Core-shell nano particles on carbon
fuel cell equipped with a LIKAT-catalyst

Ref.:

  • R. V. Jagadeesh, A.-E. Surkus, H. Junge, M.-M. Pohl, J. Radnik, J. Rabeah, H. Huan, V. Schünemann, A. Brückner, M. Beller, Science, 2013, 342, 1073-1076; Nanoscale Fe2O3-based Catalysts for Selective Hydrogenation of Nitroarenes to Anilines.
  • R. V. Jagadeesh, T. Stemmler, A.-E. Surkus, M. Bauer, M.-M. Pohl, J. Radnik, K. Junge, H. Junge, K. Junge, A. Brückner, M. Beller, Nat. Prot. 2015, 10, 916–926; Cobalt-based nanocatalysts for green oxidation and hydrogenation processes.

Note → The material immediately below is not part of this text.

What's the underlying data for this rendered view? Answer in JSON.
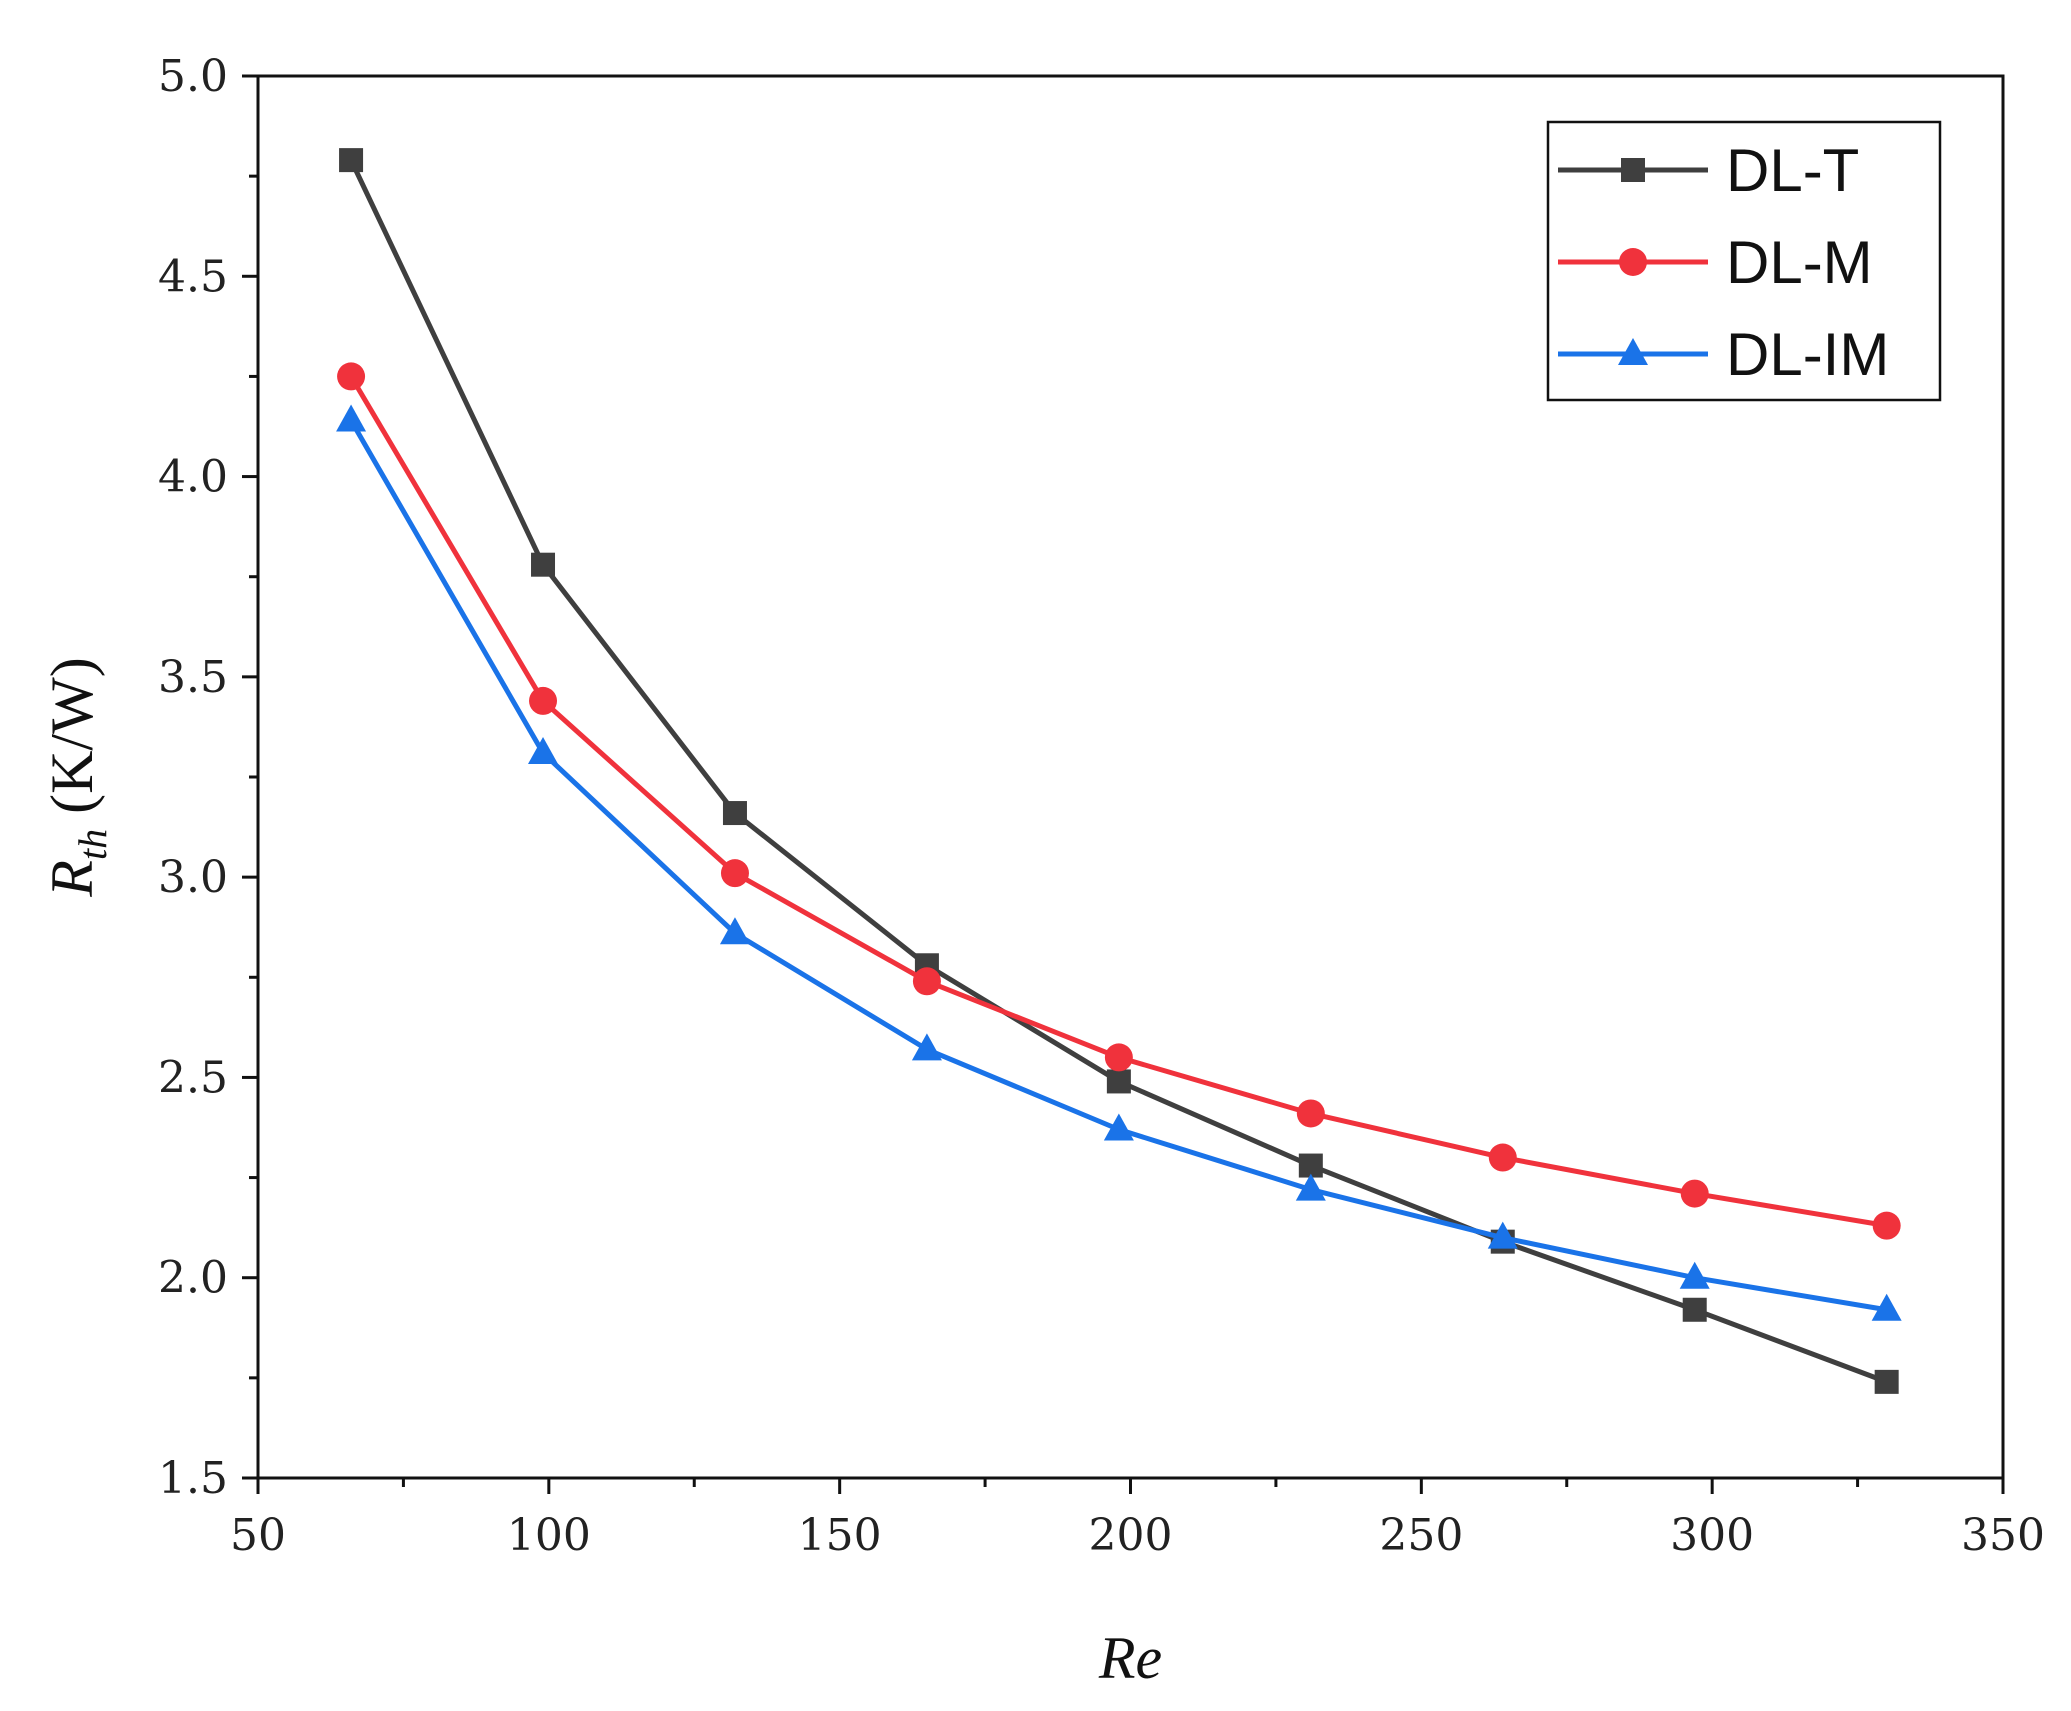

Various projects have been performed or are currently in progress dealing with the above mentioned topics. They are funded either by the Europaen Union, the German Research Foundation, the Federal Ministry of Education and Research (e.g. “Light2Hydrogen”, within the frame of “Spitzenforschung und Innovation in den neuen Ländern”), the AIF or the Ministry for Economy of Mecklenburg- Western Pommerania. Our group collaborates with well known German as well as international scientists and industrial partners. In addition, we are well equipped with powerful instrumentation and suitable analytical Tools.